Adam e cia: Esse núcleo da série vai matar os fãs de tanto chorar. Não esperava pela reviravolta que aconteceu: tudo começou tão calmo e fofo e, de repente, lá estava o plot mais dramático que Parenthood já tratou. Estou aqui ainda em estado de choque, difícil acreditar que uma personagem tão amável como a Christina está com câncer de mama.
O contraste entre o início do episódio quando os maiores problemas entre o casal era conseguir ter tempo para os dois ou comprar ou não um cachorro para Max, reduziram-se a nada quando ela descobre a doença. Além disso, a sequência que mostra o momento da descoberta do tumor foi muito bem conduzida e a escolha de deixar apenas as imagens falarem tornou tudo ainda mais forte.
Preparam-se para muito choro. Essa trama vai mexer não só com o núcleo de Adam, mas com todos os Bravermans.
Sarah e cia: A trama de Sarah ficou atrelada ao fim do namoro de Drew, Amber sequer apareceu.
Não faço a menor por que Amy terminou com o menino: Drew é lindo, fofo, educado, tratava-a muito bem e, mesmo assim, a menina não estava satisfeita. É ainda mais incoerente porque Amy demonstrava se importar de verdade com ele até a finale da temporada anterior. Precisa existir mais coisa por trás desse término.
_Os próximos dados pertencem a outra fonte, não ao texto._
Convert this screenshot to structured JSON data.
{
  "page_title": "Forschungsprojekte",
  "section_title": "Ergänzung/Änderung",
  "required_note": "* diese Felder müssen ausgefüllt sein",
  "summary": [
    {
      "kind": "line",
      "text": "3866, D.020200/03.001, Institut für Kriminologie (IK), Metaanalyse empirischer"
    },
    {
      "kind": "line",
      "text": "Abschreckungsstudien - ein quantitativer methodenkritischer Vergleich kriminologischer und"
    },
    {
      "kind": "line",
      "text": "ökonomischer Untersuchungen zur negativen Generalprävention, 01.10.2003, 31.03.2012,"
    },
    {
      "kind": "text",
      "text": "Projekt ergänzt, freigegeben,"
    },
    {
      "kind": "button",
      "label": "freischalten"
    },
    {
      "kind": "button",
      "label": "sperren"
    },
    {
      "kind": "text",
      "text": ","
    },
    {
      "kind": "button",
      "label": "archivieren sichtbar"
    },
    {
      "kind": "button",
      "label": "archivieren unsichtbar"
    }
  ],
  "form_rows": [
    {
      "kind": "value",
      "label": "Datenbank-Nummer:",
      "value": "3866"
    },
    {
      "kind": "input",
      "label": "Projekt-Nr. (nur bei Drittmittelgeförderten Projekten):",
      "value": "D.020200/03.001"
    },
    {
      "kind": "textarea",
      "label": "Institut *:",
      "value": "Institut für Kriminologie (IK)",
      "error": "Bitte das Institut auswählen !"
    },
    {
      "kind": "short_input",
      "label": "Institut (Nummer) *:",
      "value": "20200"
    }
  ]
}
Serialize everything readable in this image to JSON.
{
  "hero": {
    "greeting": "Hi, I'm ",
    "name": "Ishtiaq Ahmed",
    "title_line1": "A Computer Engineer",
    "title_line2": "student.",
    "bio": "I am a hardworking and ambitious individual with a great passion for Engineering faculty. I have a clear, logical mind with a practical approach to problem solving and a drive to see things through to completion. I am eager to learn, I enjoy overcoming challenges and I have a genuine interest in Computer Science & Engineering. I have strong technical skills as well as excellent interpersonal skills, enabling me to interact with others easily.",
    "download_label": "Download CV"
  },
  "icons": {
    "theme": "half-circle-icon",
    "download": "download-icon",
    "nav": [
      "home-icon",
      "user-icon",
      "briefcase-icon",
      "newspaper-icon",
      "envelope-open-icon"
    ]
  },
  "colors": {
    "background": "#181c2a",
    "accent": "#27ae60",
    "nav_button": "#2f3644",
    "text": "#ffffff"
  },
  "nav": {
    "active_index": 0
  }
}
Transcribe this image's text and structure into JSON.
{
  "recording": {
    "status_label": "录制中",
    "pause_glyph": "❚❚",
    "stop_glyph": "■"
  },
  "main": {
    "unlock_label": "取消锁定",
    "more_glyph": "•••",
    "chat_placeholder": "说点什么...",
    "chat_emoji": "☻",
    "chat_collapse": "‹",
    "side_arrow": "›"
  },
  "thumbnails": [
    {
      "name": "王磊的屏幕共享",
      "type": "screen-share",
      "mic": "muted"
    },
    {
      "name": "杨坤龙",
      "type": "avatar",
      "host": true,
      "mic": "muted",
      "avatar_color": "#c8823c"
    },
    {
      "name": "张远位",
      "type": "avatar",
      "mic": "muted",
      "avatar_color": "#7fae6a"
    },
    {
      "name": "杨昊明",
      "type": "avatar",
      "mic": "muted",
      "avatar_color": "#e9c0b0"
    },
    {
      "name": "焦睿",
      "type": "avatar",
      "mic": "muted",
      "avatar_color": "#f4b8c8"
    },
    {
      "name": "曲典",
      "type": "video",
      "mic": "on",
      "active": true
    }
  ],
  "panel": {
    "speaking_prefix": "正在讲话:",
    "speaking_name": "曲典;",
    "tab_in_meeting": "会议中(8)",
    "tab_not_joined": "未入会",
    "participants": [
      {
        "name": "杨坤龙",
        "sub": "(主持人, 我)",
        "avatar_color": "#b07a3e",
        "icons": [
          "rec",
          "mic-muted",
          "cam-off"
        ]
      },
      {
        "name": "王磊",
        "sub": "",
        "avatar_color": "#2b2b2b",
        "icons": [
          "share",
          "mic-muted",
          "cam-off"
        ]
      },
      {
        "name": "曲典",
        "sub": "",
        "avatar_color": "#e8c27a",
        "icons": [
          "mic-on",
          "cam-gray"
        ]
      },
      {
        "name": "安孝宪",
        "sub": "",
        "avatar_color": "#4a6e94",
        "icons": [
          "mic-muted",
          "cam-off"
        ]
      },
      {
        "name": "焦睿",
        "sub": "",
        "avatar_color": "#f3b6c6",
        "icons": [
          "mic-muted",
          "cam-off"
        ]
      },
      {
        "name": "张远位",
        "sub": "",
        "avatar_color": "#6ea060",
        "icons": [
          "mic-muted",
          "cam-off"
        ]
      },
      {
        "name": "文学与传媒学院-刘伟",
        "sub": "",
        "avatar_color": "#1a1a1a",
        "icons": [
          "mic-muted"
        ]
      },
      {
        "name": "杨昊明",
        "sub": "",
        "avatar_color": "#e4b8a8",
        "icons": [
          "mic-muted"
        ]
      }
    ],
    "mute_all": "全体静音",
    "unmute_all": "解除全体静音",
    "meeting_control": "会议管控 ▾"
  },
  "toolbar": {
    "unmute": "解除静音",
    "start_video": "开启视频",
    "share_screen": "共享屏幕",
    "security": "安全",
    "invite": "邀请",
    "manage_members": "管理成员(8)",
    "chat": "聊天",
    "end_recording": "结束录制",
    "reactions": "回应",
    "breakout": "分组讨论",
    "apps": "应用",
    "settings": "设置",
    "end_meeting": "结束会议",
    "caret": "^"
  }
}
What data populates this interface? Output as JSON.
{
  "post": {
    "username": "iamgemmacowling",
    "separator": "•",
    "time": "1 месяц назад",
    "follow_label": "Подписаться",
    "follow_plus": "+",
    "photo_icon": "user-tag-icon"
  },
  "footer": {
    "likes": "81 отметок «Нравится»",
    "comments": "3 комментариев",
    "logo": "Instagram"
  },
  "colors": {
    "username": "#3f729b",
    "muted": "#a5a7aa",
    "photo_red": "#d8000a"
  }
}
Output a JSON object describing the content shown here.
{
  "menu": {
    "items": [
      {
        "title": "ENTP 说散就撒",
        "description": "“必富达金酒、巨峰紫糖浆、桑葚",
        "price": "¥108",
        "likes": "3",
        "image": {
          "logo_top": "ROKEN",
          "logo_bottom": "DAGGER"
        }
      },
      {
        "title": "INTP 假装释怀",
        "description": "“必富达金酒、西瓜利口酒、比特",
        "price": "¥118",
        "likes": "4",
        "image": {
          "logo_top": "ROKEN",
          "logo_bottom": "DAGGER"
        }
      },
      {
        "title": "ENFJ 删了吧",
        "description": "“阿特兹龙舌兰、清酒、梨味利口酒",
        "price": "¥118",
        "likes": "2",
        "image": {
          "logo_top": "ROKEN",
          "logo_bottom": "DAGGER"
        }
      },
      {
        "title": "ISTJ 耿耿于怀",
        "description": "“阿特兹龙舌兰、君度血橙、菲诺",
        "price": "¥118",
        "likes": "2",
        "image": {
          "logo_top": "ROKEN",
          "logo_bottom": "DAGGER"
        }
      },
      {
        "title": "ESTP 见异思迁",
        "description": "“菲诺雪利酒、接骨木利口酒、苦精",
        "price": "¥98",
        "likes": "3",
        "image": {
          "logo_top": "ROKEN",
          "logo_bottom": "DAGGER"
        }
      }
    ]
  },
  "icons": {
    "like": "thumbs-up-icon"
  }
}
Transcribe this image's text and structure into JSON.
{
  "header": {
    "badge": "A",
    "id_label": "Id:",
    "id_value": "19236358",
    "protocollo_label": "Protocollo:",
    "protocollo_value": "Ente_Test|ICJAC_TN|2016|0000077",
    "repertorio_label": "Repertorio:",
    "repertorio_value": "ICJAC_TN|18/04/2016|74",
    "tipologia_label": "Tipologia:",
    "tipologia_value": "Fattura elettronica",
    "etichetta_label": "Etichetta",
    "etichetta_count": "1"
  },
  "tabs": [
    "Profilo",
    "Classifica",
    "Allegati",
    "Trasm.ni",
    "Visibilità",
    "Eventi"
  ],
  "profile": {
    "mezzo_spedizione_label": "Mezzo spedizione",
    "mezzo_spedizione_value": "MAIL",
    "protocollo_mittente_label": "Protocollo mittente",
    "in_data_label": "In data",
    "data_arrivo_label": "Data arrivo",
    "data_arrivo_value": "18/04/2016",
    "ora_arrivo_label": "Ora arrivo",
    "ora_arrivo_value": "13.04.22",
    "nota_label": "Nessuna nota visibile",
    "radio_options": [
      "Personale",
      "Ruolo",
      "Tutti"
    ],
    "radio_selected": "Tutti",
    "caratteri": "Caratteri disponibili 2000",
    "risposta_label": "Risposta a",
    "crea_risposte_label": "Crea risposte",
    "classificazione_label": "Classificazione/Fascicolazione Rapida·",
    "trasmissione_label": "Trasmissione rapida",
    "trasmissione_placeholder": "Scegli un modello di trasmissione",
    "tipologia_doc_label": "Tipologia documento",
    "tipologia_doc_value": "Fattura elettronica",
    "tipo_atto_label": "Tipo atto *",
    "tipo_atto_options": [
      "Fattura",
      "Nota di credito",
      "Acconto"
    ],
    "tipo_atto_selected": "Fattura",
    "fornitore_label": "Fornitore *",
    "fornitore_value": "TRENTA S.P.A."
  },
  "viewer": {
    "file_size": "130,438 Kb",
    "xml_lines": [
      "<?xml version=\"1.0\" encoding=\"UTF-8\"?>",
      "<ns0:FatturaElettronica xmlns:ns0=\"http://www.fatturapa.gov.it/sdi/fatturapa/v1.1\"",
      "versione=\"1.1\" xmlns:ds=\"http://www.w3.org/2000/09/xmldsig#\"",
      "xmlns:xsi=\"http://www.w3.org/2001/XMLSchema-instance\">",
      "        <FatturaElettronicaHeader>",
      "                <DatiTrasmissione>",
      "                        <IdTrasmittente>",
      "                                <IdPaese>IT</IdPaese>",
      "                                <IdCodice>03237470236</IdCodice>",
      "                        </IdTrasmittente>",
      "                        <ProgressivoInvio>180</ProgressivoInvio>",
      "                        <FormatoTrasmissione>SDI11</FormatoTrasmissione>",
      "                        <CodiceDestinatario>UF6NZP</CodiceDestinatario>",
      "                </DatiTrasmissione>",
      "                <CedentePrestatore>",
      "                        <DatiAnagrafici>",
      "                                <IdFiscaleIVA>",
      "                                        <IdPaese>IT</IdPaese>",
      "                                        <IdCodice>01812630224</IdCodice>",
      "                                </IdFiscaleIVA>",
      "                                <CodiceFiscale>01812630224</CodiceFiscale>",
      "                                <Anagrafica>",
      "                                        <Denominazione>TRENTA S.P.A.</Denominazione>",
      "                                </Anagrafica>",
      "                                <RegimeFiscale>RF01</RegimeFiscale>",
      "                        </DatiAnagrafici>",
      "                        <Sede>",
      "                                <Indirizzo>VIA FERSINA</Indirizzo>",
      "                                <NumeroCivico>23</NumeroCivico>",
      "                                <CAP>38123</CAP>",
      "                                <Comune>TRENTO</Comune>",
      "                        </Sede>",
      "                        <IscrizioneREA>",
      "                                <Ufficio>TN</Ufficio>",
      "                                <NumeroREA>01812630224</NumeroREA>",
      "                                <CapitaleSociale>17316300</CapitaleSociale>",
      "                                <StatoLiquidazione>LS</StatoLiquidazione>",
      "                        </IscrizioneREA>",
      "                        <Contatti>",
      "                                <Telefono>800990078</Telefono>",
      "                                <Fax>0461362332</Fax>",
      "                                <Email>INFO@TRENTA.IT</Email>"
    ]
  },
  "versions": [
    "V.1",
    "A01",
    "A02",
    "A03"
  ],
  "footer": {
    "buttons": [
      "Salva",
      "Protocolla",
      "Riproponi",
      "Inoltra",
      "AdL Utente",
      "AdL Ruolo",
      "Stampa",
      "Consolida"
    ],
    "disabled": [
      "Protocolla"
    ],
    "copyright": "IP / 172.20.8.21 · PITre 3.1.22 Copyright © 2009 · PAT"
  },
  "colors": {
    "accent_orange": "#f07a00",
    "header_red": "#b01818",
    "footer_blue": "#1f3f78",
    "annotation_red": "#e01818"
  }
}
Por outro lado, a dinâmica de Drew e Hank foi bem bacana. É mais fácil para Drew se sentir à vontade conversando com um homem do que com a própria mãe quando o tópico é problema amoroso. Além disso, Sarah pode ser um amor, mas ela não tem semancol algum para saber quando o filho precisa conversar ou quando ele precisa simplesmente de um momento para colocar os pensamentos (e os sentimentos) no lugar. E, por mais difícil que pareça, Hank foi um bom conselheiro quando o menino precisava. Para Drew deve fazer mais sentido enxergar uma figura paterna em Hank do que em Mark. Acho que por esse motivo o fotógrafo tenta não se relacionar com os outros, ser visto como alguém que outra pessoa possa contar não é algo que ele queira. Esse homem tem sérios problemas de confiança!
Julia e cia: Julia é uma linda! Todo o esforço que ela tem feito para conquistar a confiança de Victor é digna de aplausos, sério. A mulher ficou o dia inteiro no estacionamento da escola para que o filho aceitasse entrar, mesmo que isso representasse faltar ao trabalho e precisar recuperar o tempo perdido durante a madrugada. Depois de uma atitude dessa, qualquer argumento é inválido. Para mim ela fez o certo, era preciso demonstrar para o menino que ele pode e precisa confiar nela, que ele não vai ser abandonado como outrora aconteceu. O melhor foi assistir os primeiros resultados das ações de Julia: ver Victor ir até ela e agradecê-la foi mais do que gratificante e o momento em que eles se abraçam fez com lágrimas escorressem, tenho que admitir.
Só acho estranho o pouco interesse demonstrado por Joel. Ele é um pai excelente para Sidney, mas não está muito comprometido em ganhar a confiança e o afeto de Victor. Em nenhum dos momentos em que os dois ficaram juntos em casa Joel tentou iniciar uma conversa com o filho. Só eu percebi isso?
Crosby e cia: A trama mais sem sal do episódio. O problema aqui foi a falta de responsabilidade de Crosby, aliás, acho que Jasmine tem muita paciência com o marido. Ele não queria ter rotina para absolutamente nada. Mudava os planos do jantar, esquecia de pegar Jabbar na escola e não queria dar certeza se poderia ou não sair com os amigos da esposa. Entendo que é um pouco de paranoia ter que planejar praticamente todas as horas do dia, mas é necessário ter uma rotina, uma listinha de afazeres, para conseguir o aparente controle das coisas. Vamos ver se Crosby aprendeu a lição.